Casablanca
Un cartel rasgado puede ser también arte.
Vas paseando por la calle y los carteles se acumulan en los muros. Carteles sobre carteles. Capas sobre capas. Rasgas uno y aparece otro, y de pronto, como por arte de magia, las dos imágenes dialogan.
Porque quizás en realidad el mundo no se actualiza, sino que se va tapando, se acumula. Y poco a poco acaba deteriorándose, mezclándose, confundiéndose.

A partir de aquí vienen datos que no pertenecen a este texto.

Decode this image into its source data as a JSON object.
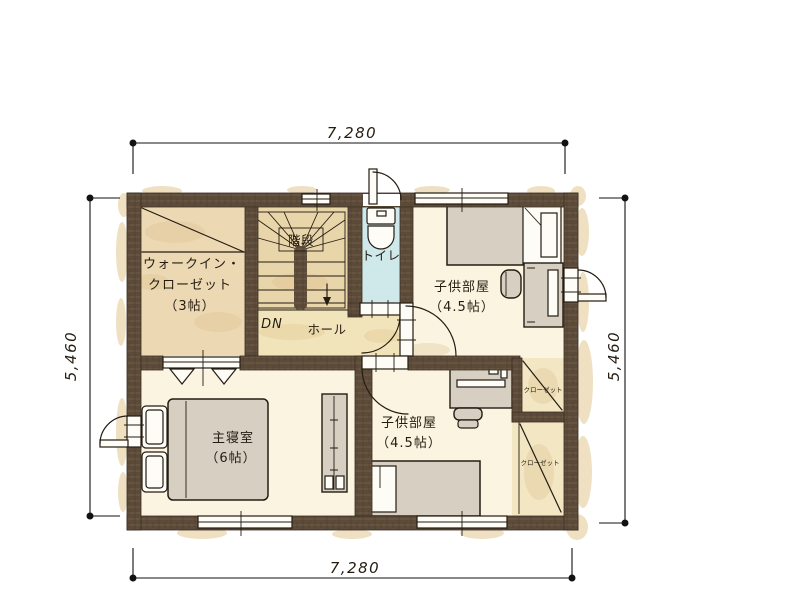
{
  "title": "2F floor plan",
  "palette": {
    "wall": "#5d4b3a",
    "wall_streak_light": "#7d6750",
    "wall_streak_dark": "#46362a",
    "floor_cream": "#fbf4e0",
    "floor_tan": "#ecd9b3",
    "floor_stairs": "#e9d5aa",
    "floor_hall": "#f2e4ba",
    "floor_toilet": "#cfe8ea",
    "floor_closet": "#f3e6c3",
    "furniture": "#d7d0c2",
    "splotch": "#e7d0a3",
    "patch": "#dcbd8b"
  },
  "dimensions": {
    "top": "7,280",
    "bottom": "7,280",
    "left": "5,460",
    "right": "5,460"
  },
  "rooms": {
    "wic": {
      "name_line1": "ウォークイン・",
      "name_line2": "クローゼット",
      "size": "（3帖）"
    },
    "stairs": {
      "label": "階段",
      "down": "DN"
    },
    "hall": {
      "label": "ホール"
    },
    "toilet": {
      "label": "トイレ"
    },
    "child1": {
      "label": "子供部屋",
      "size": "（4.5帖）"
    },
    "child2": {
      "label": "子供部屋",
      "size": "（4.5帖）"
    },
    "master": {
      "label": "主寝室",
      "size": "（6帖）"
    },
    "closet1": {
      "label": "クローゼット"
    },
    "closet2": {
      "label": "クローゼット"
    }
  }
}
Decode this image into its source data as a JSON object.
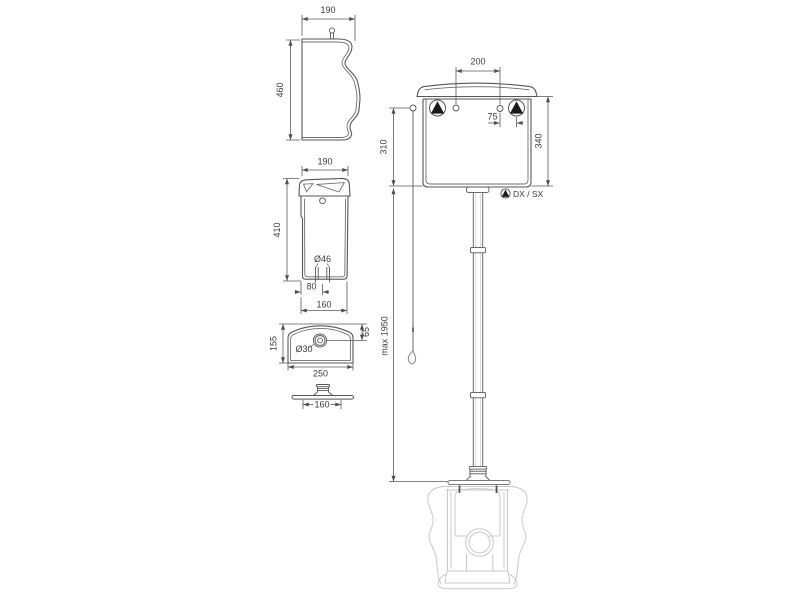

Es como nuestro inconsciente.
Esa imagen es el retrato perfecto, la crítica a una sociedad de consumo que cada vez va más rápido, cada vez es más compleja.
Los carteles cinematográficos de Rotella pueden verse como un retrato de la ciudad, de cualquier ciudad, que cada vez son más parecidas todas. También de una época. Un viejo cartel de la película «Casablanca» (Michael Curtiz, 1942) nos trae recuerdos del pasado, más aún si está deteriorado.
Rotella utilizaba la técnica del decollage para plasmar el paso del tiempo, la fragilidad de las imágenes, la ingenuidad de una época, lo implacable de una sociedad consumista, las diversas capas que hay en la historia del arte…
Nuestra sociedad capitalista se nutre del consumo, del usar y tirar. Es como una religión. Y eso incluye a sus dioses. Una mitología de estrellas que también brillan un tiempo y se desechan, se rompen. Como Bogart y Bergman, que en el siglo XXI pertenecen ya a tiempos casi arcaicos.
El hecho de rasgar una obra también habla de gesto (Rotella conoció, estudió y como buen artista, robó de los expresionistas abstractos), de destrucción (el dadá, ya muerto, renace otra vez y está presente en esta obra), de apropiarse de los pecios de la información (el cartel es un ready-made en toda regla), de asistir impasibles al espectáculo del deterioro de algó que brilló hace unos instantes (es como el lado oscuro del Pop art).
Rotella nos habla de pararse un momento a leer lo que hay debajo.